Karena itulah, warna pelangi menjadi merah, kuning, biru langit, dan warna-warna murni lainnya. Al-Qarafi mengatakan, terdapat dua macam warna pelangi, yaitu warna asap dan warna matahari, serta warna pelangi yang tersusun dari kedua unsur itu. Penjelasannya tentang warna pelangi didasarkan pada prinsip keempat pada awal bukunya.

Al-Qarafi juga menyimpulkan bahwa warna cermin tak memantulkan kembali warna-warna asli sepenuhnya dari objek yang dipantulkannya. Ini merupakan hasil eksperimen maupun penelitian yang telah dilakukannya sekian lama. Warna citra yang dipantulkan cermin tersebut merupakan warna yang muncul antara warna objek dan cermin itu sendiri.

Penjelasan lain yang benar-benar berasal dari pemikiran Al-Qarafi, yaitu mengenai pertanyaan mengapa pelangi hanya muncul pada waktu-waktu tertentu. Pelangi, tak muncul setiap hari. Menurut dia, pelangi tak muncul setiap waktu karena tidak adanya bukit maupun awan mendung di balik partikel-partikel kabut.

Penyebab lainnya adalah kepekatan awan dari mana pelangi terbentuk. Partikel-partikel dalam keadaan yang amat pekat menjadi tidak tembus cahaya, tidak seperti cermin. Aristoteles, sebenarnya juga pernah menjelaskan tentang hal yang sama. Namun, penjelasan itu tak spesifik dan lengkap seperti penjelasan yang diajukan Al-Qarafi.

Dengan demikian, sejumlah kalangan menilai bahwa penjelasan Al-Qarafi tentang pelangi dianggap paling memuaskan dibandingkan penjelasan para ilmuwan lain. Sejumlah ilmuwan lain yang pernah menjelaskan tentang pelangi, di antaranya Seneca, Theodororius of Frieberg, Roger Bacon, dan Ibnu Rusyd.
Selain itu, teori Al-Qarafi tentang pelangi menjadi pijakan bagi penyelidikan tentang pelangi pada masa-masa berikutnya.

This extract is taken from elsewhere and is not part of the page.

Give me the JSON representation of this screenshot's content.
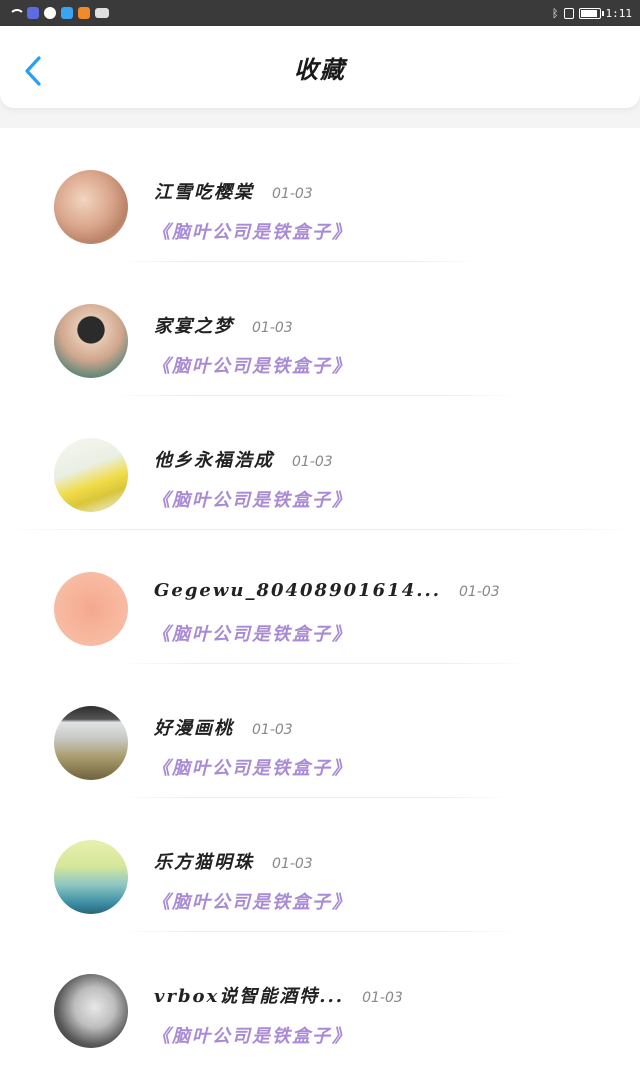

Al-Qarafi, dikenal sebagai ilmuwan yang memiliki kemampuan di bidang astronomi dan fisika. Ia dilahirkan di distrik Bahnasa, Mesir, sekitar 1228 M. Sejarawan Islam bernaman Haji Khalifah, mengungkapkan, nama Al-Qarafi berhubungan dengan nama sebuah pemakaman umum di Kota Kairo, yang pernah menjadi tempat mukimnya.

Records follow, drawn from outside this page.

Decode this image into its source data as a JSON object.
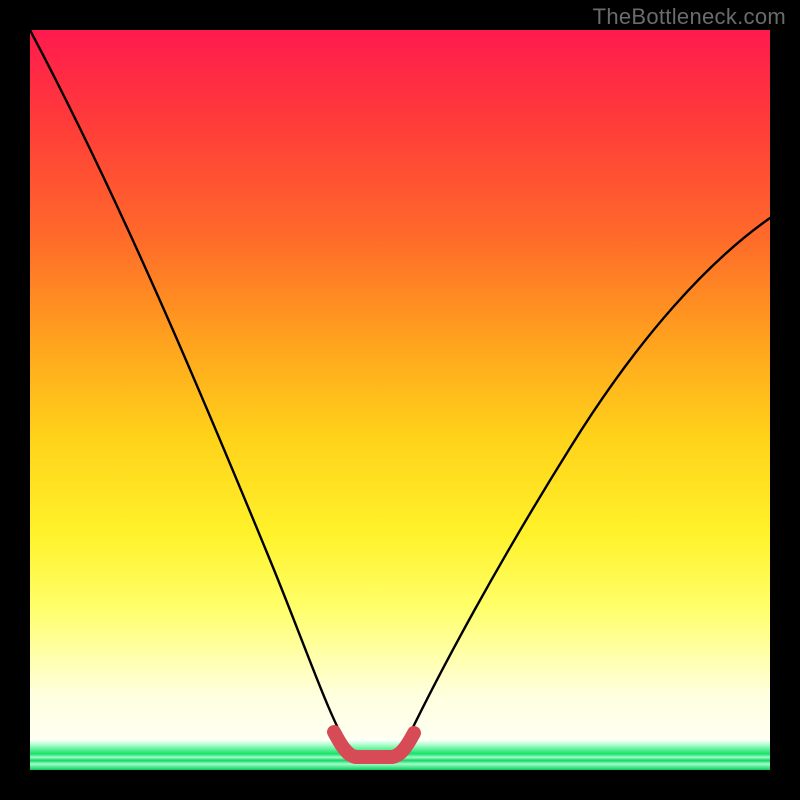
{
  "watermark": "TheBottleneck.com",
  "colors": {
    "frame": "#000000",
    "watermark": "#6b6b6b",
    "curve": "#000000",
    "highlight": "#d64b56",
    "green": "#0bcb5a"
  },
  "chart_data": {
    "type": "line",
    "title": "",
    "xlabel": "",
    "ylabel": "",
    "xlim": [
      0,
      100
    ],
    "ylim": [
      0,
      100
    ],
    "grid": false,
    "legend": false,
    "x": [
      0,
      5,
      10,
      15,
      20,
      25,
      30,
      35,
      38,
      40,
      42,
      45,
      48,
      50,
      55,
      60,
      65,
      70,
      75,
      80,
      85,
      90,
      95,
      100
    ],
    "series": [
      {
        "name": "bottleneck-curve",
        "values": [
          100,
          90,
          80,
          69,
          58,
          47,
          36,
          24,
          14,
          8,
          4,
          1,
          1,
          2,
          8,
          16,
          24,
          31,
          38,
          44,
          50,
          55,
          59,
          63
        ]
      }
    ],
    "highlight_segment": {
      "x": [
        38,
        40,
        42,
        45,
        48,
        50
      ],
      "values": [
        6,
        3,
        1.5,
        1,
        1.5,
        3
      ]
    }
  }
}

Menurut Haji Khalifah, dengan fakta yang ia miliki bisa dipastikan bahwa Al-Qarafi memang berasal dari Mesir. Di sisi lain, tak banyak hal yang bisa diketahui dari kehidupan Al-Qarafi ini. Tempat meninggal Al-Qarafi, misalnya, tak diketahui secara pasti. Namun, diperkirakan ia meninggal di Mesir pada 684 H atau 1285 M.